KCinDC 04.28.06 at 3:34 pm
Is that true? I only know of one black woman, or person of any kind, named Condoleezza, and since her mother invented the name I doubt there are any others unless they’re named after her (in which case they’re probably not old enough to be women).
Jim Harrison 04.28.06 at 3:48 pm
Invented first names are also associated with black people, especially black women. Saturday Night Live once did a skit on the topic.
Espen 04.28.06 at 4:20 pm
Post 4 – 6: Aha. And I have six years in the States and thought I was somewhat familiar with Americanisms…… Always something new to learn.
Slocum 04.28.06 at 5:02 pm
Similar event at the local high school. Recently ‘Parade Magazine’ published their ‘what people earn’ issue. One of the people featured inside was a local (black female) English teacher.

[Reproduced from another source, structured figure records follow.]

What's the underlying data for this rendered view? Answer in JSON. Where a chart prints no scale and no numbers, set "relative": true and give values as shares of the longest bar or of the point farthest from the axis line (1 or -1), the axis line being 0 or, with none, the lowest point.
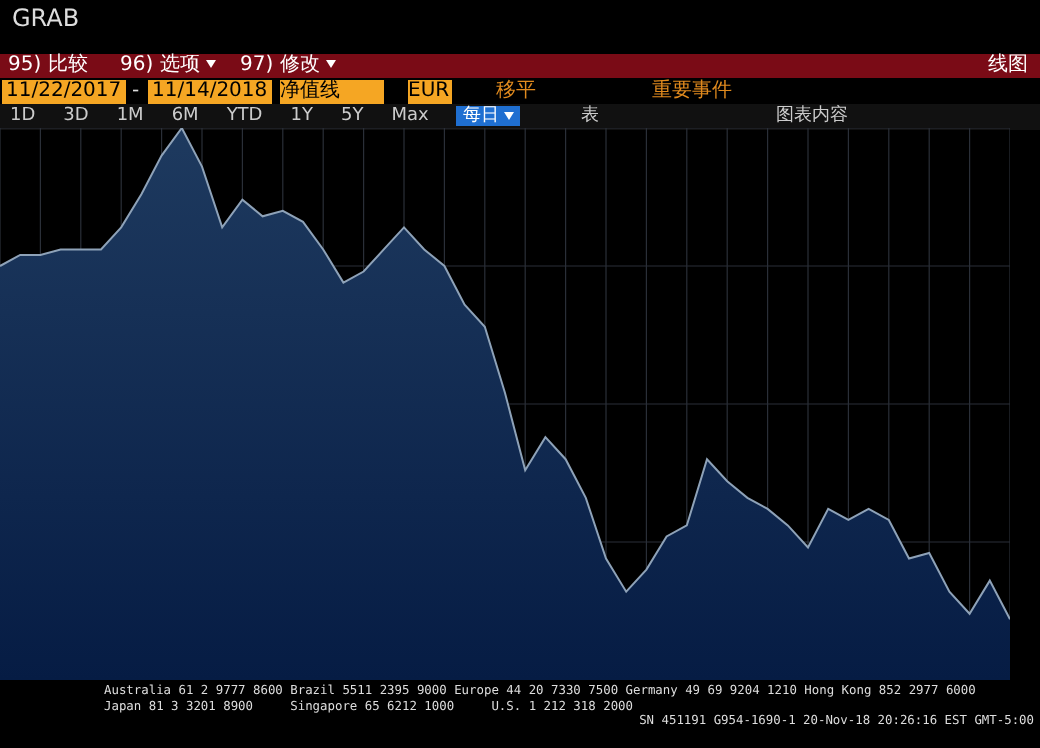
{
  "chart_data": {
    "type": "area",
    "title": "GRAB",
    "relative": true,
    "grid": true,
    "legend": false,
    "categories": [
      null,
      null,
      null,
      null,
      null,
      null,
      null,
      null,
      null,
      null,
      null,
      null,
      null,
      null,
      null,
      null,
      null,
      null,
      null,
      null,
      null,
      null,
      null,
      null,
      null,
      null,
      null,
      null,
      null,
      null,
      null,
      null,
      null,
      null,
      null,
      null,
      null,
      null,
      null,
      null,
      null,
      null,
      null,
      null,
      null,
      null,
      null,
      null,
      null,
      null,
      null
    ],
    "series": [
      {
        "color": "#1e3a5f",
        "values": [
          0.75,
          0.77,
          0.77,
          0.78,
          0.78,
          0.78,
          0.82,
          0.88,
          0.95,
          1.0,
          0.93,
          0.82,
          0.87,
          0.84,
          0.85,
          0.83,
          0.78,
          0.72,
          0.74,
          0.78,
          0.82,
          0.78,
          0.75,
          0.68,
          0.64,
          0.52,
          0.38,
          0.44,
          0.4,
          0.33,
          0.22,
          0.16,
          0.2,
          0.26,
          0.28,
          0.4,
          0.36,
          0.33,
          0.31,
          0.28,
          0.24,
          0.31,
          0.29,
          0.31,
          0.29,
          0.22,
          0.23,
          0.16,
          0.12,
          0.18,
          0.11
        ]
      }
    ],
    "annotations": [
      "95) 比较",
      "96) 选项",
      "97) 修改",
      "线图",
      "11/22/2017",
      "-",
      "11/14/2018",
      "净值线",
      "EUR",
      "移平",
      "重要事件",
      "1D",
      "3D",
      "1M",
      "6M",
      "YTD",
      "1Y",
      "5Y",
      "Max",
      "每日",
      "表",
      "图表内容",
      "Australia 61 2 9777 8600 Brazil 5511 2395 9000 Europe 44 20 7330 7500 Germany 49 69 9204 1210 Hong Kong 852 2977 6000",
      "Japan 81 3 3201 8900     Singapore 65 6212 1000     U.S. 1 212 318 2000",
      "SN 451191 G954-1690-1 20-Nov-18 20:26:16 EST GMT-5:00"
    ]
  }
}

Another (white male) teacher cut her picture out of the inside of the magazine, pasted it on the cover over the top of the first of the wallet-sized ‘what people earn’ photos on the cover — in other words, in what he thought was a place of honor. He then pinned it on a bulletin board. But, unfortunately for the thoughtful but unsuspecting teacher #2, the main feature on the cover of the magazine was…King Kong. You can well imagine that the shock of the juxtaposition was so great that teacher #1 went on ‘medical leave’, and teacher #2 has been sentenced to diversity re-education camp.
Slocum 04.28.06 at 6:27 pm
Post 4 – 6: Aha. And I have six years in the States and thought I was somewhat familiar with Americanisms…… Always something new to learn.
It’s interesting–I doubt my high-school aged American kids are aware of the racist connotations of watermelon either. On the one hand, many of these are disappearing from public consciousness (and that’s a good thing). On the other hand, there’s an expectation that everyone should somehow be exquisitely sensitive to all these potential land-mines and that ignorance is an unlikely explanation for any miscue.
goatchowder 04.28.06 at 6:45 pm
The whole world has gone bat-shit crazy.
That is all.
bad Jim 04.29.06 at 1:30 am
Q. How do you turn a fruit into a vegetable?
A. Throw a watermelon into the air and it comes down squash!
The watermelon attains an altitude of 306.25 feet and, 5 seconds after Condoleeza tossed it, impacts the pavement at 140 feet per second.
Steve Reuland 04.29.06 at 2:02 am
Silly person. Squash is a fruit. Heck, it’s even a melon.
And don’t try to tell me it was all just a joke; you can’t hide your ignornance through that tired trick.
MikeN 04.30.06 at 5:41 am
Condeleeza holds a captured (but not charged, tried or convicted) terrorist suspect just over the edge of the 300-foot Federal Building…and Rumsfeld says that’s okay with him.
markg 04.30.06 at 1:40 pm
How about Condi tossing the honor and dignity of the United States off a building? Would that hypothetical (but metaphorically accurate) example be inappropriate too?